In their second set of five chapters, the Paulsens provide a lively and informed overview of how the Constitution has played out over our nation’s history. They take positions — often firmly, sometimes less so — on a host of constitutional cases and questions. Although they don’t label themselves advocates of “judicial restraint,” they do maintain (soundly, in my view) that the Constitution leaves “the bulk of policy choices to the people, through elected, representative institutions” and that “it is improper to read one’s views of desirable policy into” the Constitution. Yes, courts may override democratic enactments, but only when those democratic enactments are, after careful analysis, clearly incompatible with the Constitution.
Libertarians will bristle at the Paulsens’ condemnation of the so-called Lochner era (from 1905 to 1936) as part of a broader post-Reconstruction perversion of the Fourteenth Amendment “into a device for invalidating state legislative policy choices on matters of social welfare and economic regulation.” And liberals will object to their criticisms of the “modern era of judicial activism” (from 1960 to the present), including their cogent denunciations of the Court’s pro-abortion diktats in Roe v. Wade (1973) and Planned Parenthood v. Casey (1992).

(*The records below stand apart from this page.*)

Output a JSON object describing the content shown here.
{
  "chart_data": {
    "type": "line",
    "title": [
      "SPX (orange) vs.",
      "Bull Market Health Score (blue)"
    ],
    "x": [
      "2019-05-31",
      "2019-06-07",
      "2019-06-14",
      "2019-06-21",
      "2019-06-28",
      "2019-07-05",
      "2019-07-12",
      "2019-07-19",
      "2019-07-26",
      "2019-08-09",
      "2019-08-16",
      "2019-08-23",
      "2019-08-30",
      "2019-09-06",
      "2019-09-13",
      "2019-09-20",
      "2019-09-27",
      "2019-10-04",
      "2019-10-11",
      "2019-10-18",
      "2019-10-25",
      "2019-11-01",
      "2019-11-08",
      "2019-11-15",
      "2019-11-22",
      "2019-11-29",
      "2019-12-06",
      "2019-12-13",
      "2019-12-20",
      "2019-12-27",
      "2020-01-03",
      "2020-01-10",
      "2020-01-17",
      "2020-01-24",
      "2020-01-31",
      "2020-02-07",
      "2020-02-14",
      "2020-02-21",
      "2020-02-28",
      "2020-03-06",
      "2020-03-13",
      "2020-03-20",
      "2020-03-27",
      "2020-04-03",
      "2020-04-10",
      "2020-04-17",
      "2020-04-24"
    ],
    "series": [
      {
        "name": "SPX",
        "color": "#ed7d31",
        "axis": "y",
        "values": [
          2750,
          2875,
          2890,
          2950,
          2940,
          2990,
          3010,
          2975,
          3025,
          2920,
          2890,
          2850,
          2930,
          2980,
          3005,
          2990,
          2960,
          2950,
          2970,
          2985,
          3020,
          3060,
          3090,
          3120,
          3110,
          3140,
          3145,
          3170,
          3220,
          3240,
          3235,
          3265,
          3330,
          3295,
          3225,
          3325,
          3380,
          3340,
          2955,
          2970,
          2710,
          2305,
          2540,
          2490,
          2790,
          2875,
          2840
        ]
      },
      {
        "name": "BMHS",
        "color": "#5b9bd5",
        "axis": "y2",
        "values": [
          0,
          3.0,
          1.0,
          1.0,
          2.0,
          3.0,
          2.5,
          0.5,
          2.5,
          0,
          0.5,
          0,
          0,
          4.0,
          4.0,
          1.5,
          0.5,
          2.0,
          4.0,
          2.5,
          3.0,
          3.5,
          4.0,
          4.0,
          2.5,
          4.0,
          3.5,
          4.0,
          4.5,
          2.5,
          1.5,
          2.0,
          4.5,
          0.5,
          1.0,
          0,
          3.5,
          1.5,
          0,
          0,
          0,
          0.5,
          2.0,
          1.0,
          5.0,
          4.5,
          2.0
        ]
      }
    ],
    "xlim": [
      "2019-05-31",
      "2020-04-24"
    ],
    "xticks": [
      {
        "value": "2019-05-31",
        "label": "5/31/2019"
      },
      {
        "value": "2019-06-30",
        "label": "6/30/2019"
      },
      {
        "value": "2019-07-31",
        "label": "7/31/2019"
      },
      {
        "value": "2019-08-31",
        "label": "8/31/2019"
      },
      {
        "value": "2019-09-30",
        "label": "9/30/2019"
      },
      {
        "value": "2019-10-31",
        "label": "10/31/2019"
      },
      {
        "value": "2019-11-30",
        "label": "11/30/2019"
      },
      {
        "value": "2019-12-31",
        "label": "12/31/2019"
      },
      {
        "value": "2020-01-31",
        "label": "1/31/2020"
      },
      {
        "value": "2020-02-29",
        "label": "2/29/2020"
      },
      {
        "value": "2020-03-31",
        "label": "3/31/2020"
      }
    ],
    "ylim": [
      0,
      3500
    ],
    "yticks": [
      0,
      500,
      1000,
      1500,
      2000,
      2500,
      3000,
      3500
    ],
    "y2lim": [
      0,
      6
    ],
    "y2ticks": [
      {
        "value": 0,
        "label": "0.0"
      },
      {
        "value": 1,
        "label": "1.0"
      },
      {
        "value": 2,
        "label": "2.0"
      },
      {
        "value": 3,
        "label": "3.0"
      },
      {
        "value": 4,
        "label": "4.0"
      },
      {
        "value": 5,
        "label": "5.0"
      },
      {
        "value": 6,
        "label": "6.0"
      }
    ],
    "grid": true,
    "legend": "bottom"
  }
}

It is inevitable, of course, that virtually no one will agree with all of the Paulsens’ assessments. For my part, I’m skeptical — to cite but one example — of their claim that the Court “deserves credit” in sex-discrimination cases for supposedly “working its way toward a principled standard” that is consistent with the original meaning of the equal-protection clause. More broadly, the Paulsens’ rosy take on how the Constitution “has arguably worked itself pure” seems belied by their critique of so many of the Court’s persisting precedents. But the Paulsens seek to spur conversations about the Constitution, not to end them.
Far from being heavy-handedly didactic, the Paulsens allow their lessons to emerge organically from the stories they tell. Consider, for example, their case against the myth of judicial supremacy. In the debate over ratification, they present Alexander Hamilton’s famous defense, in Federalist 78, of the power of judicial review. That power, Hamilton understood, derives from the supremacy of the Constitution, not of the judges. Because the Constitution is supreme over ordinary laws, judges must give effect to it rather than to laws that conflict with it. Chief Justice Marshall’s reasoning in Marbury “tracks almost precisely Hamilton’s argument” and, the Paulsens show, does “not rest on any claim of judicial supremacy.” They recount in detail Lincoln’s fidelity to his own readings of the Constitution and his refusal to abide by Dred Scott or Merryman. The attentive reader will glean that the myth of judicial supremacy is flatly contrary to the principle of constitutional supremacy from which the power of judicial review flows.
The Court, to be sure, has significant institutional advantages in advancing and entrenching its mistaken readings of the Constitution. More than four decades after the Court’s power grab on abortion, and on the apparent cusp of a radical ruling that would forbid the people in the various states to retain the perennial definition of marriage, it is difficult to be hopeful that citizens will soon reclaim their rightful powers of self-government on these and other matters. Reading and reflecting on the Paulsens’ book would be a very good way to start.
– Mr. Whelan is the president of the Ethics and Public Policy Center.